Crossed the International Border from Calais, Maine, on Monday. We were a little concerned, mainly due to our fairly well stocked bar coming up against a 1 liter per person quota. The booth attendant asked many questions:
Have you been to Canada before?...........When?..........
.......................... When before that?....................
How long are you staying?..........How do you have that much time off of work?
................How much alcohol do you have?....................
Do you have any firewood?..........Do you have any plants?....
Ooh, it was this last one that had me pulling over and trotting inside for my full body cavity exam. NO, just kidding, ladies and gentlemen. I'm here all week. Tip your waiter. But, seriously, I did have to promise never to let any of the soil from my evil, contaminated American house plants touch Canadian soil, and I did have to hand over the few sticks of firewood that I had with me. That done, we were through and into the province of New Brunswick, and drove from there to the city of Saint John.
It seemed like a good idea at the time: camping in a city, spending our 14th anniversary downtown, dining at our choice of fine restaurants. In retrospect, screw the city - give me the peace and quiet of the country, and I'll cook my own damn food! But, we went into Saint John, and quickly found their city roads to be labyrinthian and poorly marked, but at least they were narrow and potholed!
We got off track, not realizing that we were supposed to on the lookout for postage stamp sized signs showing a little tent and trailer, and we ended up driving the rig downtown, along the cruise ship docks, and through the shopping district. Not good, but we didn't hit much. Then, when we found our way through a series of loops and pretzel shaped overpasses that should earn the city planner a trip to the electric chair, we finally arrived at the park, within sight the whole time, and found a barricade and detour sign awaiting us. We followed the detour, and went round and round through the city neighborhoods trying to make sense of it. Finally, a nice gentleman approached us as I sat stewing over my map, and offered to guide us in. "I saw you go arooond abooot three times already. Follow me, eh?" Relieved and grateful, we followed him, amazed as he led us right past the detour sign and through the construction site, amongst excavators, steam-rollers, saw-horses and cones. We hadn't notices the little sign saying that park traffic need not detour. We were so stressed out that we happily parked in the open lot that was the city park's campground!

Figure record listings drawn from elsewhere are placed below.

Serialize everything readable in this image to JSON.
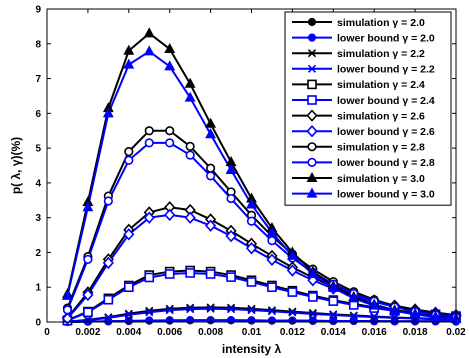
{
  "chart_data": {
    "type": "line",
    "xlabel": "intensity λ",
    "ylabel": "p( λ, γ)(%)",
    "xlim": [
      0,
      0.02
    ],
    "ylim": [
      0,
      9
    ],
    "x_ticks": [
      "0",
      "0.002",
      "0.004",
      "0.006",
      "0.008",
      "0.01",
      "0.012",
      "0.014",
      "0.016",
      "0.018",
      "0.02"
    ],
    "y_ticks": [
      "0",
      "1",
      "2",
      "3",
      "4",
      "5",
      "6",
      "7",
      "8",
      "9"
    ],
    "grid": false,
    "legend_position": "top-right",
    "x": [
      0.001,
      0.002,
      0.003,
      0.004,
      0.005,
      0.006,
      0.007,
      0.008,
      0.009,
      0.01,
      0.011,
      0.012,
      0.013,
      0.014,
      0.015,
      0.016,
      0.017,
      0.018,
      0.019,
      0.02
    ],
    "series": [
      {
        "name": "simulation γ = 2.0",
        "color": "#000000",
        "marker": "circle-filled",
        "values": [
          0.0,
          0.01,
          0.02,
          0.03,
          0.04,
          0.05,
          0.05,
          0.05,
          0.05,
          0.05,
          0.04,
          0.04,
          0.04,
          0.03,
          0.03,
          0.03,
          0.02,
          0.02,
          0.02,
          0.02
        ]
      },
      {
        "name": "lower bound γ = 2.0",
        "color": "#0000ff",
        "marker": "circle-filled",
        "values": [
          0.0,
          0.01,
          0.02,
          0.03,
          0.04,
          0.04,
          0.05,
          0.05,
          0.05,
          0.04,
          0.04,
          0.04,
          0.03,
          0.03,
          0.03,
          0.02,
          0.02,
          0.02,
          0.02,
          0.01
        ]
      },
      {
        "name": "simulation γ = 2.2",
        "color": "#000000",
        "marker": "x",
        "values": [
          0.01,
          0.06,
          0.14,
          0.24,
          0.32,
          0.38,
          0.41,
          0.42,
          0.41,
          0.38,
          0.34,
          0.3,
          0.26,
          0.22,
          0.19,
          0.16,
          0.13,
          0.11,
          0.09,
          0.08
        ]
      },
      {
        "name": "lower bound γ = 2.2",
        "color": "#0000ff",
        "marker": "x",
        "values": [
          0.01,
          0.05,
          0.12,
          0.21,
          0.28,
          0.34,
          0.37,
          0.38,
          0.37,
          0.34,
          0.31,
          0.27,
          0.23,
          0.2,
          0.17,
          0.14,
          0.12,
          0.1,
          0.08,
          0.07
        ]
      },
      {
        "name": "simulation γ = 2.4",
        "color": "#000000",
        "marker": "square",
        "values": [
          0.05,
          0.3,
          0.68,
          1.05,
          1.35,
          1.45,
          1.48,
          1.45,
          1.35,
          1.2,
          1.05,
          0.9,
          0.76,
          0.63,
          0.52,
          0.42,
          0.34,
          0.27,
          0.22,
          0.17
        ]
      },
      {
        "name": "lower bound γ = 2.4",
        "color": "#0000ff",
        "marker": "square",
        "values": [
          0.04,
          0.28,
          0.64,
          1.0,
          1.28,
          1.38,
          1.41,
          1.38,
          1.29,
          1.15,
          1.0,
          0.86,
          0.72,
          0.6,
          0.49,
          0.4,
          0.32,
          0.26,
          0.2,
          0.16
        ]
      },
      {
        "name": "simulation γ = 2.6",
        "color": "#000000",
        "marker": "diamond",
        "values": [
          0.12,
          0.85,
          1.8,
          2.65,
          3.15,
          3.3,
          3.22,
          2.95,
          2.62,
          2.25,
          1.9,
          1.57,
          1.28,
          1.02,
          0.8,
          0.62,
          0.47,
          0.36,
          0.27,
          0.2
        ]
      },
      {
        "name": "lower bound γ = 2.6",
        "color": "#0000ff",
        "marker": "diamond",
        "values": [
          0.1,
          0.78,
          1.7,
          2.52,
          3.0,
          3.08,
          3.0,
          2.77,
          2.47,
          2.12,
          1.79,
          1.48,
          1.2,
          0.96,
          0.75,
          0.58,
          0.44,
          0.33,
          0.25,
          0.18
        ]
      },
      {
        "name": "simulation γ = 2.8",
        "color": "#000000",
        "marker": "circle-open",
        "values": [
          0.4,
          1.88,
          3.62,
          4.9,
          5.5,
          5.5,
          5.05,
          4.42,
          3.74,
          3.07,
          2.47,
          1.95,
          1.52,
          1.16,
          0.87,
          0.64,
          0.46,
          0.33,
          0.23,
          0.15
        ]
      },
      {
        "name": "lower bound γ = 2.8",
        "color": "#0000ff",
        "marker": "circle-open",
        "values": [
          0.35,
          1.8,
          3.48,
          4.65,
          5.15,
          5.15,
          4.8,
          4.2,
          3.55,
          2.9,
          2.34,
          1.84,
          1.43,
          1.09,
          0.82,
          0.6,
          0.43,
          0.3,
          0.21,
          0.14
        ]
      },
      {
        "name": "simulation γ = 3.0",
        "color": "#000000",
        "marker": "triangle-filled",
        "values": [
          0.8,
          3.45,
          6.15,
          7.8,
          8.3,
          7.85,
          6.85,
          5.7,
          4.6,
          3.55,
          2.7,
          2.0,
          1.45,
          1.03,
          0.72,
          0.5,
          0.34,
          0.23,
          0.15,
          0.1
        ]
      },
      {
        "name": "lower bound γ = 3.0",
        "color": "#0000ff",
        "marker": "triangle-filled",
        "values": [
          0.75,
          3.3,
          6.0,
          7.4,
          7.78,
          7.35,
          6.45,
          5.4,
          4.37,
          3.38,
          2.57,
          1.9,
          1.38,
          0.98,
          0.68,
          0.47,
          0.32,
          0.22,
          0.14,
          0.09
        ]
      }
    ]
  }
}
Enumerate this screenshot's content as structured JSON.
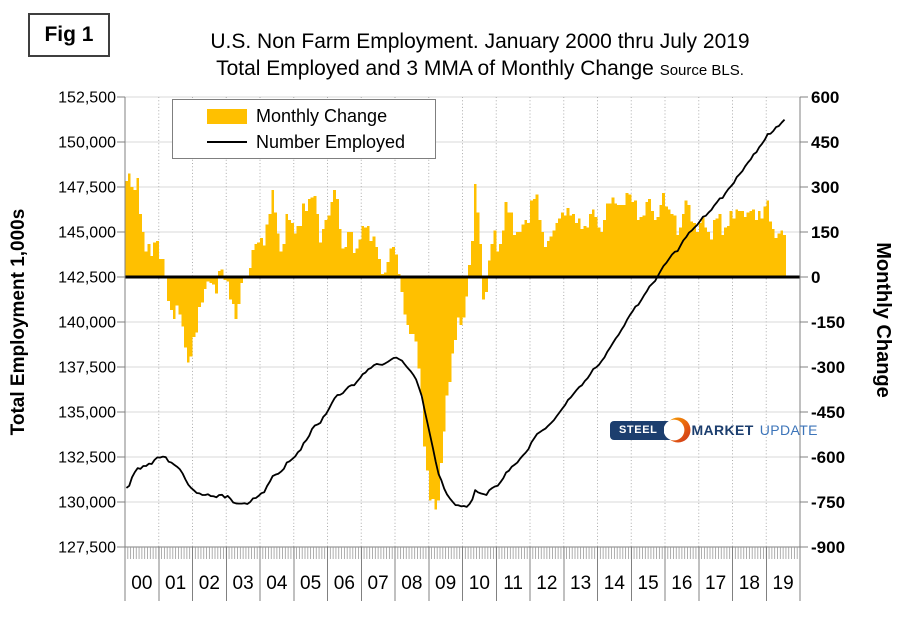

Rockwood Park is actually a nice city park, over 2000 acres, riddled with roads, trails and ponds. But the campground is old, unkempt, and crowded. And, there's those harsh noises from this city of heavy industry! An enourmous rail depot sprawled at the bottom of the hill, issuing forth a cacophony of clanging, banging, and impossibly loud horn blasts at 3:00 in the morning. A gargantuan oil refinery belched smoke and flame into the atmosphere across town. And a herculaean and sorely overdue road improvments project was fully underway throughout. Sound lovely?
Just look at the natural beauty!:
The next day we did make the best of it. I found a decent network of mountain biking trails to rip on, and we took a drive up the coast to the Fundy Trail, a serpentine road and parallel multi-use trail along a gorgeous piece of coastline cascading into the Bay of Fundy. In these parts when the tide goes out, it goes WAY out, and boats are tied so that they don't tip over when they sit on the ocean floor at low tide:
Here is Nancy at one of the many overlooks:
The bay was mirror smooth:
In the evening we went back downtown, this time on purpose, and had a nice dinner at Billy's Seafood restaurant in what is actually a fine downtown district.
The waterfront has dockage, a Coast Guard station, and lots of shops, restaurants and bars:
And a bunch of cartoonesque statues of regular people doing regular things in the city:
So, that was our Saint John experience. It was good for a few stories, but I could do without the inner-city RV driving, and am once again grateful that we did not get in anywhere that we couldn't get out of. We've moved on now, back to the less populous countryside, and relieved that when we turn off the diesel, all we hear is the wind, waves and the songs of the birds.